Drunken Sailor| 8.10.12 @ 3:09PM

Interesting how the trolls avoid this subject but are all over the other ones today. Nothing like cold, hard, facts to make them run away I guess.

Rhoetus| 8.11.12 @ 11:50PM

Henry Hazlitt warn us about the Bretton Woods agreement when it was adopted. Both the Republican and Democrat parties have run from the truth preferring to kick the can down the road in order to stay "politically viable". Now we have a world drowning in toxic debt.

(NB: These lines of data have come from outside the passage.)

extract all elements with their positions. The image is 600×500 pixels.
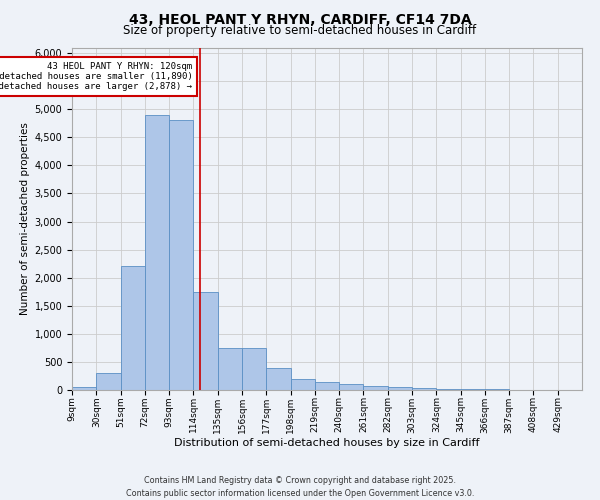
- Bar: [218, 348, 242, 390]
- Bar: [388, 387, 412, 390]
- Bar: [96, 372, 121, 390]
- Y-axis label: Number of semi-detached properties: Number of semi-detached properties: [20, 122, 30, 315]
- Bar: [145, 115, 169, 390]
- Text: 43 HEOL PANT Y RHYN: 120sqm
← 81% of semi-detached houses are smaller (11,890)
1: 43 HEOL PANT Y RHYN: 120sqm ← 81% of sem…: [0, 62, 192, 92]
- Bar: [266, 368, 290, 390]
- X-axis label: Distribution of semi-detached houses by size in Cardiff: Distribution of semi-detached houses by …: [174, 438, 480, 448]
- Bar: [72, 387, 96, 390]
- Bar: [315, 382, 339, 390]
- Bar: [412, 388, 436, 390]
- Text: Size of property relative to semi-detached houses in Cardiff: Size of property relative to semi-detach…: [124, 24, 476, 37]
- Bar: [290, 379, 315, 390]
- Bar: [121, 266, 145, 390]
- Bar: [242, 348, 266, 390]
- Text: 43, HEOL PANT Y RHYN, CARDIFF, CF14 7DA: 43, HEOL PANT Y RHYN, CARDIFF, CF14 7DA: [128, 12, 472, 26]
- Bar: [339, 384, 364, 390]
- Bar: [461, 389, 485, 390]
- Bar: [169, 120, 193, 390]
- Bar: [364, 386, 388, 390]
- Text: Contains HM Land Registry data © Crown copyright and database right 2025.
Contai: Contains HM Land Registry data © Crown c…: [126, 476, 474, 498]
- Bar: [193, 292, 218, 390]
- Bar: [436, 389, 461, 390]
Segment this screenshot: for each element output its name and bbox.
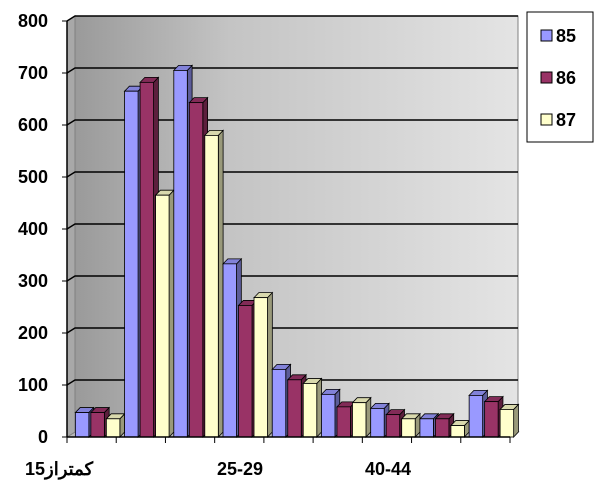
gridline — [66, 379, 518, 386]
y-tick-label: 700 — [18, 63, 48, 83]
bar — [74, 406, 95, 438]
legend-label: 85 — [556, 26, 576, 46]
gridlines — [66, 15, 518, 386]
bar — [302, 377, 323, 438]
legend-swatch — [540, 71, 553, 84]
y-tick-label: 300 — [18, 271, 48, 291]
gridline — [66, 171, 518, 178]
bar — [154, 189, 175, 438]
bar — [105, 412, 126, 438]
bar — [400, 412, 421, 438]
x-tick-label: 40-44 — [365, 459, 411, 479]
legend-swatch — [540, 113, 553, 126]
gridline — [66, 119, 518, 126]
x-tick-label: 25-29 — [217, 459, 263, 479]
y-tick-label: 600 — [18, 115, 48, 135]
y-tick-label: 400 — [18, 219, 48, 239]
bar — [203, 129, 225, 438]
legend-label: 86 — [556, 68, 576, 88]
y-axis-ticks: 0 100 200 300 400 500 600 700 800 — [18, 11, 67, 447]
y-tick-label: 800 — [18, 11, 48, 31]
bar — [320, 388, 341, 438]
gridline — [66, 67, 518, 74]
bar — [499, 403, 520, 438]
gridline — [66, 15, 518, 22]
y-tick-label: 500 — [18, 167, 48, 187]
bar — [418, 412, 440, 438]
legend: 85 86 87 — [526, 11, 594, 143]
y-tick-label: 0 — [38, 427, 48, 447]
gridline — [66, 275, 518, 282]
legend-swatch — [540, 29, 553, 42]
x-axis-ticks: كمتراز15 25-29 40-44 — [25, 437, 511, 480]
bar — [351, 396, 372, 438]
gridline — [66, 223, 518, 230]
bar — [253, 291, 274, 438]
gridline — [66, 327, 518, 334]
bar — [449, 419, 471, 438]
x-tick-label: كمتراز15 — [25, 459, 93, 480]
bars — [74, 64, 520, 438]
legend-label: 87 — [556, 110, 576, 130]
y-tick-label: 200 — [18, 323, 48, 343]
bar — [483, 395, 504, 438]
legend-box — [526, 11, 594, 143]
y-tick-label: 100 — [18, 375, 48, 395]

BackToBasics| 8.12.12 @ 12:14AM

from the article - "In a word, the official reserve currency role of the dollar enables America to buy without paying."

Ironic how what seems like a strength, dollar-reserve currency, is sowing the seeds of a future fall.

Lehrman makes sense with the arguments he gives for establishing a gold standard. Others disagree and think the current system of fiat-money is the most advantageous for worldwide wealth-creation.

But if the current fiat-money system crashes what will it be replaced with; a gold standard, worldwide debt forgiveness, steep decline and another 500 years of the dark ages? It just seems like the current system is destined to fail. Smart and more traditional economic thinkers, like Lehrman, may have some answers to consider.

JamesDrouin| 8.12.12 @ 11:00AM

A scholarly article that fails to address THE fundamental problem of US debt:

Unrestrained spending by political class.

Basing the dollar on gold, or silver, or pork bellies for that matter, won't change those spending patterns.

Rhoetus| 8.12.12 @ 9:07PM

Leaving the gold standard enabled the congress to spend freely with the Fed as their conspirator expanding the currency without limits.

Rex| 8.13.12 @ 9:39AM

Romney and Ryan are fiat money politicians.
Why would they "take the hit" on change?
LOL

Rex| 8.13.12 @ 9:51AM

You can take these nuggets to the bank:
(1)The election will bring no changes in monetary policy
(2)Furthermore,there will be no change until economic conditions give us no choice.
(3)LL is a brilliant guy,but he has absolutely no influence.

Rex| 8.13.12 @ 12:25PM

21 individuals respond to a major article by Professor L,what a joke.
I have been trying to discuss these issues since Nixon ordered us to be paper trained,no one cares.